Mayor De Blasio Blasts People Who Crowded To Watch USNS Comfort Ship Arrive

Mayor Bill de Blasio was apoplectic to see how many New Yorkers left their homes to see the USNS Comfort hospital ship arrive in the city on Monday, without seeming to comprehend the crisis that required its presence in the first place.

Onlookers crowded near Pier 90 on the Upper West Side to greet the hospital ship, flouting repeated calls for social distancing amid the novel coronavirus pandemic.

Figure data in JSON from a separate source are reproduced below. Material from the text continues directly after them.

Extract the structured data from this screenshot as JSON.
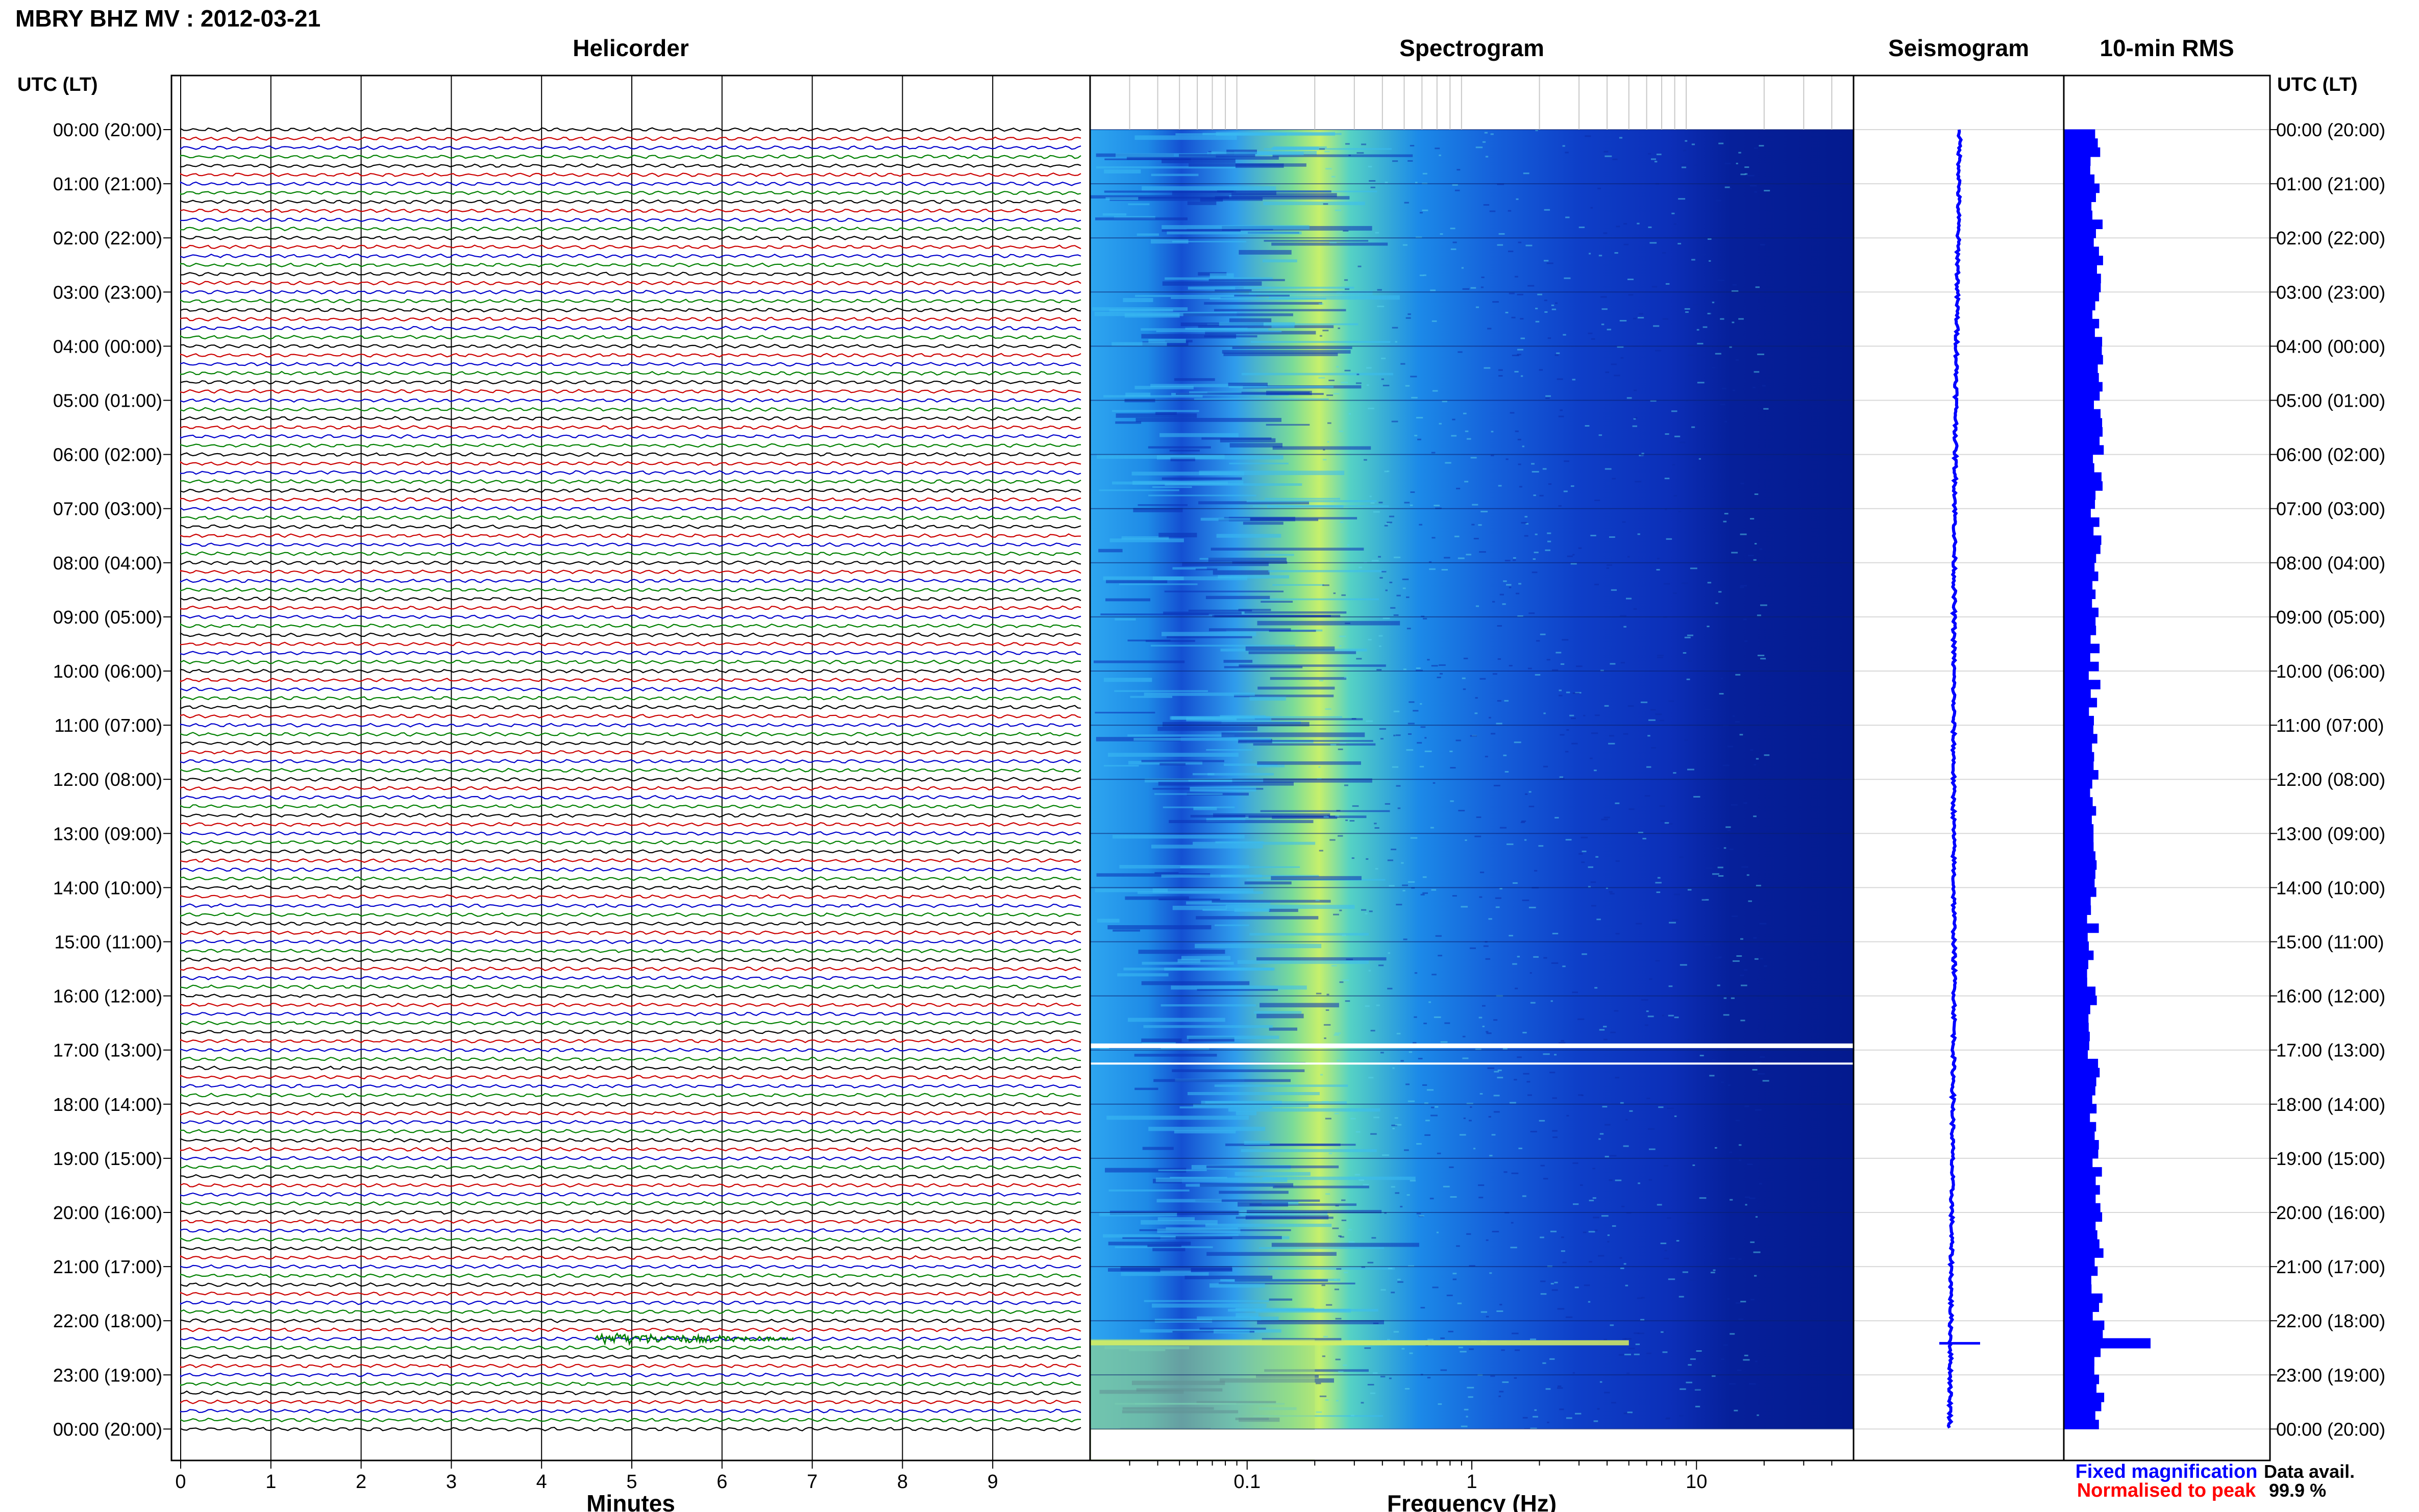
{
  "header": {
    "title": "MBRY BHZ MV : 2012-03-21"
  },
  "chart_data": {
    "type": "heatmap",
    "time_axis": {
      "label": "UTC (LT)",
      "ticks": [
        "00:00 (20:00)",
        "01:00 (21:00)",
        "02:00 (22:00)",
        "03:00 (23:00)",
        "04:00 (00:00)",
        "05:00 (01:00)",
        "06:00 (02:00)",
        "07:00 (03:00)",
        "08:00 (04:00)",
        "09:00 (05:00)",
        "10:00 (06:00)",
        "11:00 (07:00)",
        "12:00 (08:00)",
        "13:00 (09:00)",
        "14:00 (10:00)",
        "15:00 (11:00)",
        "16:00 (12:00)",
        "17:00 (13:00)",
        "18:00 (14:00)",
        "19:00 (15:00)",
        "20:00 (16:00)",
        "21:00 (17:00)",
        "22:00 (18:00)",
        "23:00 (19:00)",
        "00:00 (20:00)"
      ]
    },
    "panels": [
      {
        "name": "helicorder",
        "title": "Helicorder",
        "type": "line",
        "xlabel": "Minutes",
        "xlim": [
          0,
          10
        ],
        "xticks": [
          0,
          1,
          2,
          3,
          4,
          5,
          6,
          7,
          8,
          9
        ],
        "trace_colors": [
          "#000000",
          "#cc0000",
          "#0000cc",
          "#008000"
        ],
        "event": {
          "utc": "22:20",
          "minutes": [
            4.6,
            6.8
          ]
        }
      },
      {
        "name": "spectrogram",
        "title": "Spectrogram",
        "type": "heatmap",
        "xlabel": "Frequency (Hz)",
        "xscale": "log",
        "xlim": [
          0.02,
          50
        ],
        "xticks": [
          {
            "value": 0.1,
            "label": "0.1"
          },
          {
            "value": 1,
            "label": "1"
          },
          {
            "value": 10,
            "label": "10"
          }
        ],
        "peak_band_hz": [
          0.2,
          0.35
        ],
        "gaps_utc": [
          "16:55",
          "17:15"
        ]
      },
      {
        "name": "seismogram",
        "title": "Seismogram",
        "type": "line",
        "event_utc": "22:25"
      },
      {
        "name": "rms",
        "title": "10-min RMS",
        "type": "bar",
        "event_utc": "22:25"
      }
    ],
    "legend": [
      {
        "label": "Fixed magnification",
        "color": "#0000ff"
      },
      {
        "label": "Normalised to peak",
        "color": "#ff0000"
      }
    ],
    "data_avail": {
      "label": "Data avail.",
      "value": "99.9 %"
    }
  }
}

The mayor called the gathering "unacceptable" in an interview Monday with NBC.

"We all feel a lot emotionally about the arrival of the Comfort, it's giving us so much hope that our military is here," de Blasio said. "As much as we love the Comfort and we love the fact that the military's here, people must practice social distancing."

The Comfort is adding some 1,000 hospital beds to the city's medical infrastructure badly strained due to daily increases in local COVID-19 cases that require hospitalization.

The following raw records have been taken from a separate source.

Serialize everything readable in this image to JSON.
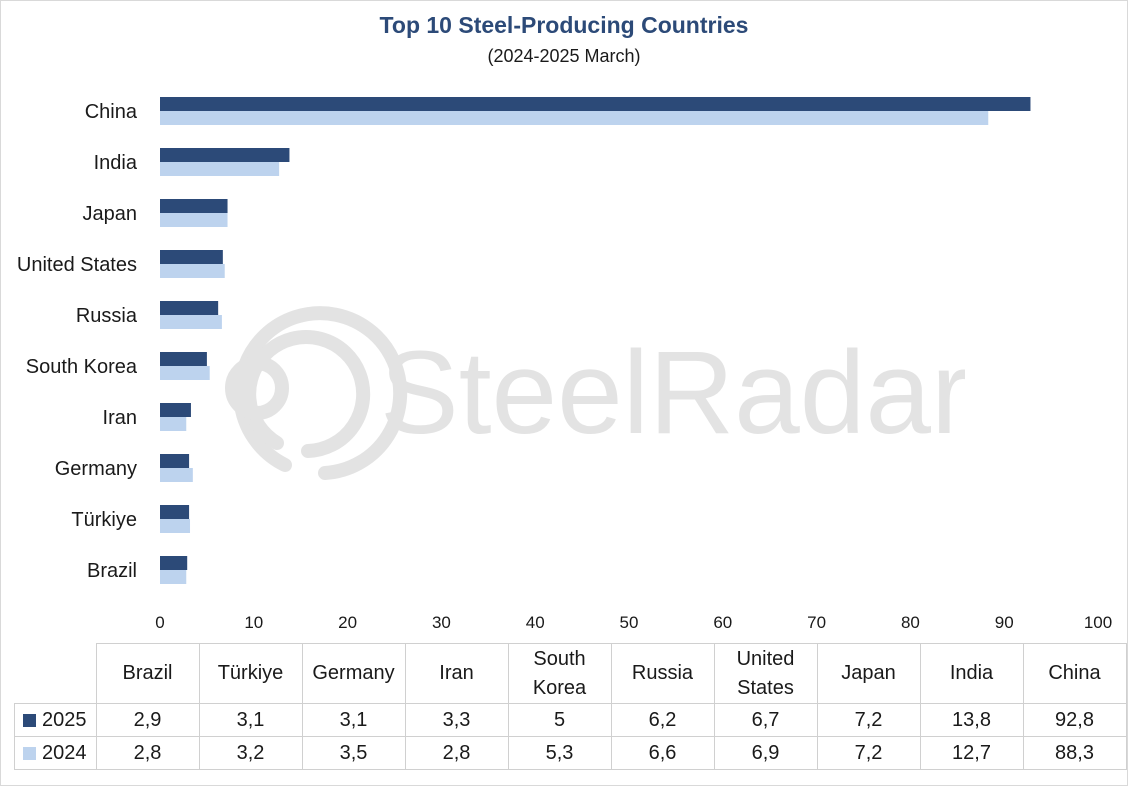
{
  "chart_data": {
    "type": "bar",
    "orientation": "horizontal",
    "title": "Top 10 Steel-Producing Countries",
    "subtitle": "(2024-2025 March)",
    "categories": [
      "China",
      "India",
      "Japan",
      "United States",
      "Russia",
      "South Korea",
      "Iran",
      "Germany",
      "Türkiye",
      "Brazil"
    ],
    "series": [
      {
        "name": "2025",
        "color": "#2c4a78",
        "values": [
          92.8,
          13.8,
          7.2,
          6.7,
          6.2,
          5,
          3.3,
          3.1,
          3.1,
          2.9
        ]
      },
      {
        "name": "2024",
        "color": "#bdd3ee",
        "values": [
          88.3,
          12.7,
          7.2,
          6.9,
          6.6,
          5.3,
          2.8,
          3.5,
          3.2,
          2.8
        ]
      }
    ],
    "xlim": [
      0,
      100
    ],
    "xticks": [
      "0",
      "10",
      "20",
      "30",
      "40",
      "50",
      "60",
      "70",
      "80",
      "90",
      "100"
    ],
    "grid": false,
    "data_table": {
      "columns": [
        "Brazil",
        "Türkiye",
        "Germany",
        "Iran",
        "South Korea",
        "Russia",
        "United States",
        "Japan",
        "India",
        "China"
      ],
      "rows": [
        {
          "label": "2025",
          "color": "#2c4a78",
          "cells": [
            "2,9",
            "3,1",
            "3,1",
            "3,3",
            "5",
            "6,2",
            "6,7",
            "7,2",
            "13,8",
            "92,8"
          ]
        },
        {
          "label": "2024",
          "color": "#bdd3ee",
          "cells": [
            "2,8",
            "3,2",
            "3,5",
            "2,8",
            "5,3",
            "6,6",
            "6,9",
            "7,2",
            "12,7",
            "88,3"
          ]
        }
      ]
    }
  },
  "watermark": {
    "text": "SteelRadar",
    "icon": "radar-logo-icon",
    "color": "#e3e3e3"
  }
}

Official say the virus is likely far from its peak in New York. Sites like the USNS Comfort and the Javits Center, which has been retrofitted to serve as a hospital, are meant to be sterile sites where non-COVID-19 patients can be treated for the duration of the outbreak.

De Blasio recently authorized the NYPD to start fining people who continue to ignore restrictions on social gatherings or refuse to disperse when ordered.